Williams, a 23-time Grand Slam champion, stated she was stepping away from the game.


“It was so cool,” Dwyer said. “That in itself made the whole tournament worth it. … I feel like when you always watch these people on TV, you almost forget that they’re real people. And then to be sitting next to them, it’s like wow! you actually exist! You’re a real person!”


Watching superstars like Alcaraz and Williams may be fun, but a ball crew member is expected to do plenty of work. According to the U.S. Open’s online guide, a crew member is typically on court for 1 1/2 hours (a mere 3:45 less than Dwyer spent courtside for Alcaraz’ match), most of which is spent sprinting. 

Attendants work from two areas: The net position, where they are responsible for overall management of the court (they’re the ones you see running across the court on TV), and the back position (behind the players), where attendants service the ball to the players and retrieve loose balls.

Crew members also have to know many small-but-crucial things that keep a tennis match moving: Where the balls are, the score, what happens when the server wins or loses a point, as well as when the next ball change happens.   

To add to the pressure, the crew leaders are grading you as fans and media judge the athletes. All while fans are watching world-wide.


“They definitely took it very seriously,” Dwyer said. “They put a lot of work into making sure it looks effortless on the court because yes, we’re there, but technically we really shouldn’t be seen. They wanted to make it look like the balls were coming from nowhere.

“There definitely is a lot of pressure, especially when you’re at a big stadium and know all those people are there. They’re not really watching the ball people, but if you mess up, they’ll see it.”

One of the hardest roles of a crew member seems easy at first glance: Rolling the balls across the court to fellow attendants. The rolls should be fast and low to the ground, Dwyer said. If a roll is bumpy, people will notice. 

Maranacook Community High School’s Madelyn Dwyer hits a ball on the school courts on June 25, 2019. Andy Molloy/Kennebec Journal

Crew members must also toss, or service, the ball to the players. Even though they require one bounce, they must be done with pinpoint accuracy: “They’re not going to go and chase after a ball if you don’t toss it toward them,” Dwyer said. 

The U.S. Open site recommends several outside activities to prepare for a crew spot, including bowling, 5- or 10-kilometer races, hand coordination games such as juggling and, of course, being a ball person for family and friends.  

Lou Gingras, who coached Dwyer at Maranacook and has been a line judge at state tournaments, appreciates what his former No. 1 singles player has been able to do.

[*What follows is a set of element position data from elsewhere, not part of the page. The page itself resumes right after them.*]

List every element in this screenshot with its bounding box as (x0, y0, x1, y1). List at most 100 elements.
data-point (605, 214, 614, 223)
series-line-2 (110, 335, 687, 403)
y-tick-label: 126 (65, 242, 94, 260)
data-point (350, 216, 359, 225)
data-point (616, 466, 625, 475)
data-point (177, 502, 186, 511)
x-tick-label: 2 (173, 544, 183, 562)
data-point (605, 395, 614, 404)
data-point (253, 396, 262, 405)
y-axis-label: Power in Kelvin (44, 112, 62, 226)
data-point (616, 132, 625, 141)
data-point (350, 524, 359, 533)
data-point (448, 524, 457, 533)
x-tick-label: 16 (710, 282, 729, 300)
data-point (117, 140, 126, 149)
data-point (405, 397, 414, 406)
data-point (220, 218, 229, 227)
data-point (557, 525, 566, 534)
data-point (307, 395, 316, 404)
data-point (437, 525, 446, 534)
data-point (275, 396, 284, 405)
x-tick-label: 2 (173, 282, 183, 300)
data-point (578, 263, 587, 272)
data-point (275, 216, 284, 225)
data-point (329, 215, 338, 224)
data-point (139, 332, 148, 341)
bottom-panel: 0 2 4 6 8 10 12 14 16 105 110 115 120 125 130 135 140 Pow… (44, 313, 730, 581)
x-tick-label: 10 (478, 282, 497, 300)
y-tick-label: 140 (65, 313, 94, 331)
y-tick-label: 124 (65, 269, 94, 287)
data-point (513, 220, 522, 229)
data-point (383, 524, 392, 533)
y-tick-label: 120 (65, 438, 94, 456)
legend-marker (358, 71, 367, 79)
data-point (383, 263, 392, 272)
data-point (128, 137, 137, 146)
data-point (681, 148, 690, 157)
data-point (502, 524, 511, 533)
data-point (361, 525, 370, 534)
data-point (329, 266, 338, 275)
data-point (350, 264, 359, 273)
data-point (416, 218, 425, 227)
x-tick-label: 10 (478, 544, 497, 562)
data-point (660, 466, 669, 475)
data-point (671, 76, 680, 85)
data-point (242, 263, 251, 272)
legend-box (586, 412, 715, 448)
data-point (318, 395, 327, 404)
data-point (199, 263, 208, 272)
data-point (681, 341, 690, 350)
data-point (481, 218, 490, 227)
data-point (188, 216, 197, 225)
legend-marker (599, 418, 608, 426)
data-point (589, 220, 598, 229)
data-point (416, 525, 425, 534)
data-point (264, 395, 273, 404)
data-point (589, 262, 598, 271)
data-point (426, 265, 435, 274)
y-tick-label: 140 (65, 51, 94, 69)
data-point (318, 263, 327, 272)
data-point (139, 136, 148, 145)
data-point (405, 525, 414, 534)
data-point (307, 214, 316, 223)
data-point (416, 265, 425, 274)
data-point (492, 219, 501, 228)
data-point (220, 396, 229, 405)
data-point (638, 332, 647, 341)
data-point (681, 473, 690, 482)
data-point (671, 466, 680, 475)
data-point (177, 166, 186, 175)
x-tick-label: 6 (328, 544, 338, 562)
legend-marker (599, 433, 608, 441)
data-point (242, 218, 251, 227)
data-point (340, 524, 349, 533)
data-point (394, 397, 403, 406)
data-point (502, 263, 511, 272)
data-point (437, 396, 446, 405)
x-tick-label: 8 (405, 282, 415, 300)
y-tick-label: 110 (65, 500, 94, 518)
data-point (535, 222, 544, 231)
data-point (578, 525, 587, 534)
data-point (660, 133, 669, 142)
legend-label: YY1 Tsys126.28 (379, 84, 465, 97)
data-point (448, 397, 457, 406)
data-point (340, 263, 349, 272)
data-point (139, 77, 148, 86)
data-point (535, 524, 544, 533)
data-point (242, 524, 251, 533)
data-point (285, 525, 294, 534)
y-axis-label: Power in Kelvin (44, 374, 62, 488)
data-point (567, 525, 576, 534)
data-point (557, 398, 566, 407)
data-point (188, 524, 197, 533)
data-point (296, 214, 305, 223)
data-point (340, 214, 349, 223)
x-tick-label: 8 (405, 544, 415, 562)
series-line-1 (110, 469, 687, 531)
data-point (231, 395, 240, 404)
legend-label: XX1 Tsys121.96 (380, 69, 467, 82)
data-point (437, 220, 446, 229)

“It’s a great opportunity and I know she was excited to be selected to go to there,” he said. “She’s been on the court most of her life and has taken lessons at the Augusta Country Club and worked with me at middle school. She put the time in and the effort.”

The stadium courts — like Arthur Ashe Stadium and Louis Armstrong Stadium, where the high-profile matches are played — use six attendants. The field courts, which have minimal spectator seating and where qualifying and early-round matches take place, use four.

Dwyer said she hopes to return to New York for next year’s Open. One thing is for certain, though: She’ll never play or watch tennis the same way again.

“There’s a lot of stuff happening, and I had never thought of the game that way,” Dwyer said. “Now, whenever I watch tennis, I’m not watching just the players, I’m watching all eight of them (players and attendants) on the court.”